LSI or latent semantic indexing keywords may also be useful. LSI is a tool used by Google to understand synonyms and can contextualize keywords by linking them with relevant ones. This means that a synonym does not necessarily have to be an LSI keyword, and can be anything relevant in the context of your content. For instance, Googling ‘demand generation’ would have related searches for strategies and comparisons with lead generations. LSI has helped Google in identifying and contextualizing content on web pages better, which is a win when it comes to SEO.

Crawlability and Indexing CSFs
It is essential to know what affects your crawlability. The first is your site and internal link structure. It is imperative to make your search engine’s job of locating your site as easy as possible. For this, you must ensure that your site structure has an appealing UI and makes navigating across different pages intuitive. This way, crawlers will not find it difficult to get by. For the crawlers to do a comprehensive search on your website, ensure that a fair amount of internal link resources are prevalent for the crawlers to fully cover your website. It is also important to block crawlers’ access to irrelevant pages to avoid saturating the context of your content.
Besides your site and internal structure, making sure that other interferences such as slow site loading speeds are resolved as they add to the crawlability of your website. If you are unsure about your site’s visibility on a SERP, using tools like Google Search Console will help monitor your site’s presence on Google SERP.
Other Important CSFs
Recalling the mechanics of Google’s PageRank algorithm, you will know that your web pages’ networking with other pages is of paramount importance.
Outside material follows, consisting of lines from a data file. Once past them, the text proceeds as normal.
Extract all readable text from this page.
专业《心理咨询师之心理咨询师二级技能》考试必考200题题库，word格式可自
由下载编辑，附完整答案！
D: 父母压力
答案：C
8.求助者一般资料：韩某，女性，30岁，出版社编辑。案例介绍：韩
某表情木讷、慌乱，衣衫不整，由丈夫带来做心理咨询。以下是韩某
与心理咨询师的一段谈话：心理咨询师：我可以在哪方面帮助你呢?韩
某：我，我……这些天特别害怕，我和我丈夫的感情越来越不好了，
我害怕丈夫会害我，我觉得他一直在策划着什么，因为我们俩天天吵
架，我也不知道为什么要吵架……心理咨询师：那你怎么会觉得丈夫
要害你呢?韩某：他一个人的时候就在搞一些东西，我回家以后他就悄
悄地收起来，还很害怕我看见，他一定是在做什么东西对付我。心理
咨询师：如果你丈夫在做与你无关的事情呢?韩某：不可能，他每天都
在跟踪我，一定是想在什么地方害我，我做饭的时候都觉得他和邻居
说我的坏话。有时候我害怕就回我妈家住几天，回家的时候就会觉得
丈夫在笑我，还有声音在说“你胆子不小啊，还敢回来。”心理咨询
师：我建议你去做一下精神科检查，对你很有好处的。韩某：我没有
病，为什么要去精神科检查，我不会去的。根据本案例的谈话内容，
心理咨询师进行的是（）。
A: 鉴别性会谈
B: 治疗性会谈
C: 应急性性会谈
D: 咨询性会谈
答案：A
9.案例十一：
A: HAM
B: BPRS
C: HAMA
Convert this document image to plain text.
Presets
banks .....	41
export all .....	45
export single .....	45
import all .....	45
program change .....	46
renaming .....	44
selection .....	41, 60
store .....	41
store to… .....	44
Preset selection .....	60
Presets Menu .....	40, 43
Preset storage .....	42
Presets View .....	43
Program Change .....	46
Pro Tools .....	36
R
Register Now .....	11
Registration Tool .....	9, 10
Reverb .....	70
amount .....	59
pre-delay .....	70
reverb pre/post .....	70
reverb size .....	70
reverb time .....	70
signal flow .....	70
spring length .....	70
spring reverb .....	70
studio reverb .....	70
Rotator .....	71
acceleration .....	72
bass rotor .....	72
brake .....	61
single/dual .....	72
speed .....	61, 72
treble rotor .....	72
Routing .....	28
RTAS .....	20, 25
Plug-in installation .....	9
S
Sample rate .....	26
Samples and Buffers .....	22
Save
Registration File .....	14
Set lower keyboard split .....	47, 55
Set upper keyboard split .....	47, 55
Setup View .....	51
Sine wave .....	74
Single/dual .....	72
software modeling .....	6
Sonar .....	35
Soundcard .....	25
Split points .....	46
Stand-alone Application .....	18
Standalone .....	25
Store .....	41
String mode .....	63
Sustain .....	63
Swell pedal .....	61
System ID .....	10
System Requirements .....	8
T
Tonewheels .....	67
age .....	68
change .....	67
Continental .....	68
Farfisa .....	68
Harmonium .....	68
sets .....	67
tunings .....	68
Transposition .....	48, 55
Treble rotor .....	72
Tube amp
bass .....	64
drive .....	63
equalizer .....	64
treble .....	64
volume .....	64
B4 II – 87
Having external links from other sites that link to your site — especially higher quality links that come from important sites — along with understanding your competitors’ backlinks and utilizing them will help improve your ranking.
Rich results is a feature that showcases information that is not only important in giving a brief description to a user but also helps crawlers identify your site and the purpose of the content because of its metadata. Rich results have a title, meta description, favicon — and depending on what the page is about it could even show pricing, specifications, and a rating. All of which aid in the crawlability and a user’s understanding of the web page.
Another simple but effective factor is the quality of the content on your page. The use of unique, engaging, and informational content with ample visual representations in the form of high-quality images and video. Google prefers sites with content, and good content at that. The better the quality of the content is, the more favorable you become in Google’s algorithm.
With these factors in place, you’re one step ahead in your SEO journey. When it comes to SEO, being consistent, putting out new content, and following good practices will be sure to help out in the long run. Just remember that SEO is always changing, and if you want to take the bull by the horns — keep updating your methods, and stay ahead of the status quo.